X-Linked Recessive Inheritance.

Abnormal genes for X-linked recessive inheritance disorders are carried on the X chromosome. Females may be heterozygous or homozygous for traits carried on the X chromosome because they have two X chromosomes. Males are hemizygous because they have only one X chromosome, which carries genes with no alleles on the Y chromosome. Therefore X-linked recessive disorders are most commonly manifested in the male with the abnormal gene on his single X chromosome. Hemophilia, color blindness, and Duchenne muscular dystrophy are X-linked recessive disorders.

The male with an X-linked recessive disorder receives the disease-associated allele from his carrier mother on her affected X chromosome.
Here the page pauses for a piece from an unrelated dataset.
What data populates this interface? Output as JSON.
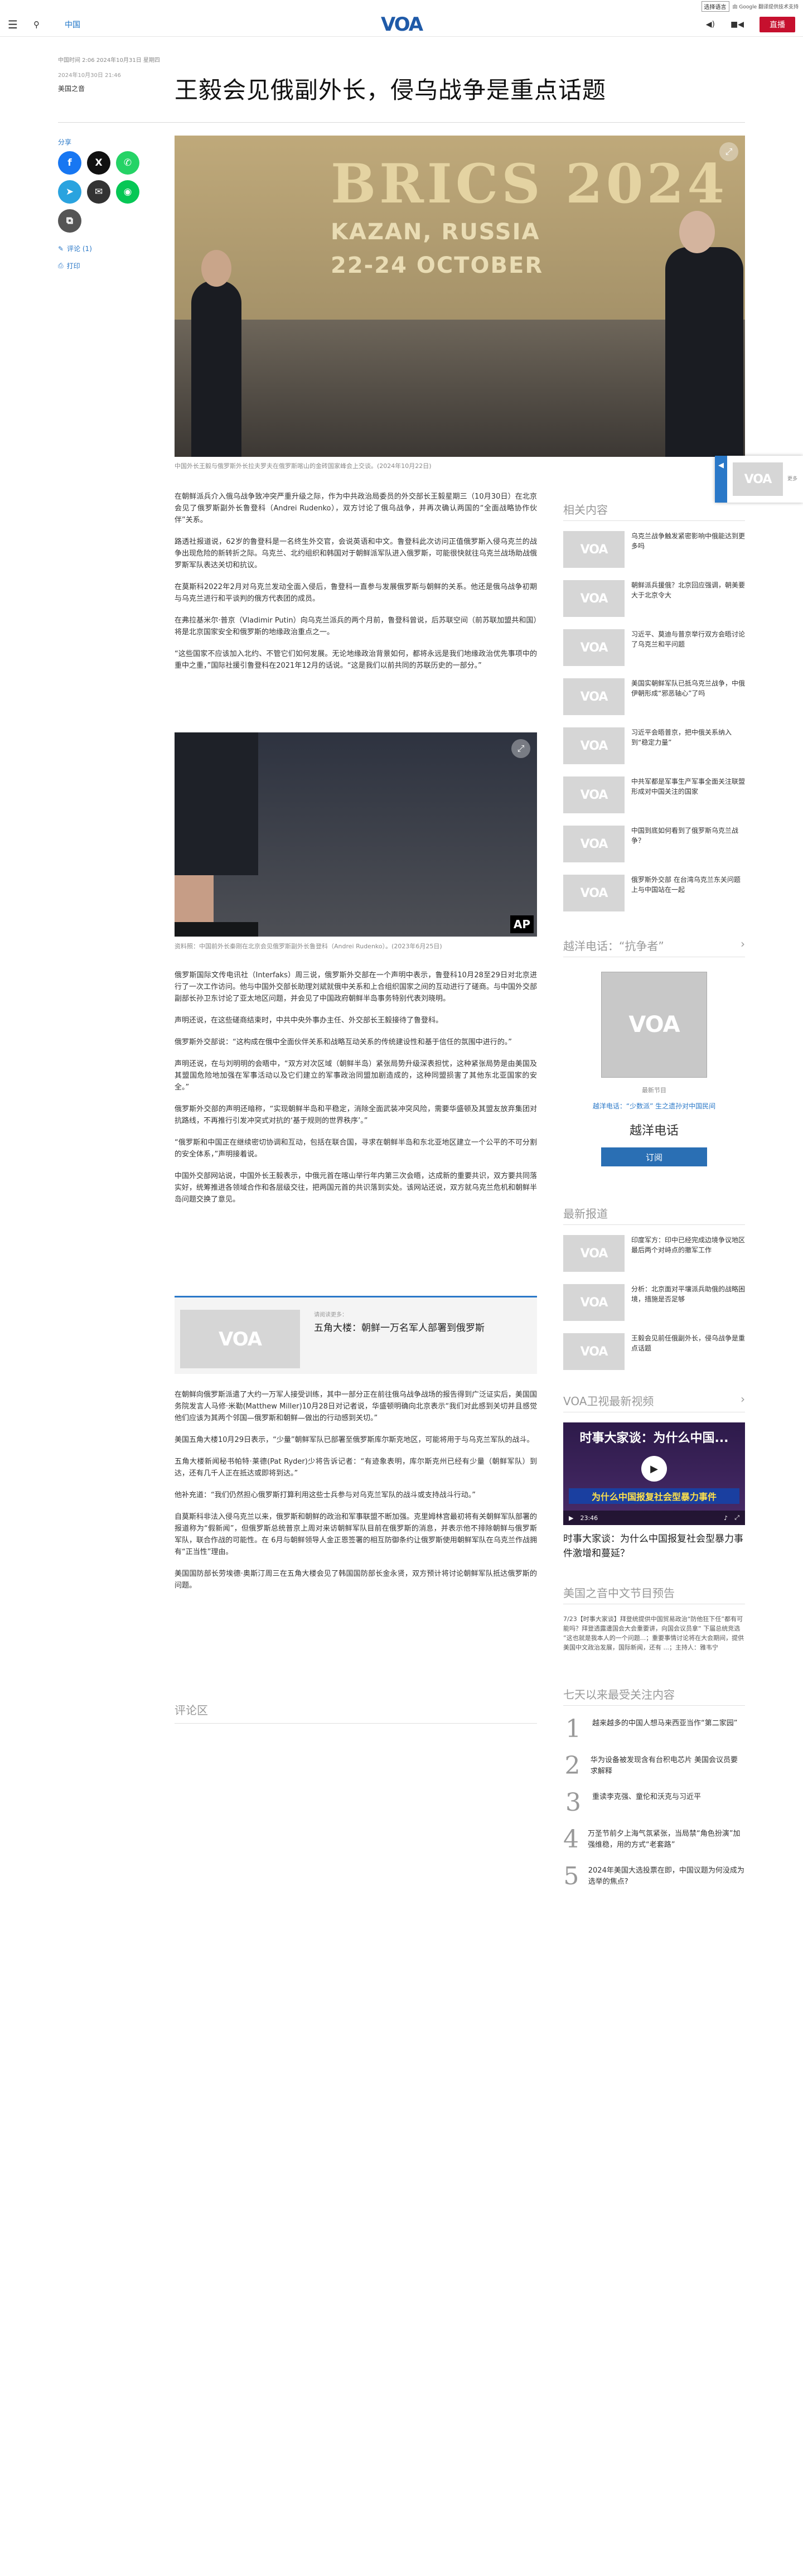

Female carriers (those heterozygous for the trait) have a 50% probability of transmitting the disease-associated allele to each offspring. An affected male can pass the disease-associated allele to his daughters but not to his sons. The daughters will be carriers of the trait if they receive a normal gene on the X chromosome from their mother. They will be affected only if they receive a disease-associated allele on the X chromosome from both their mother and their father.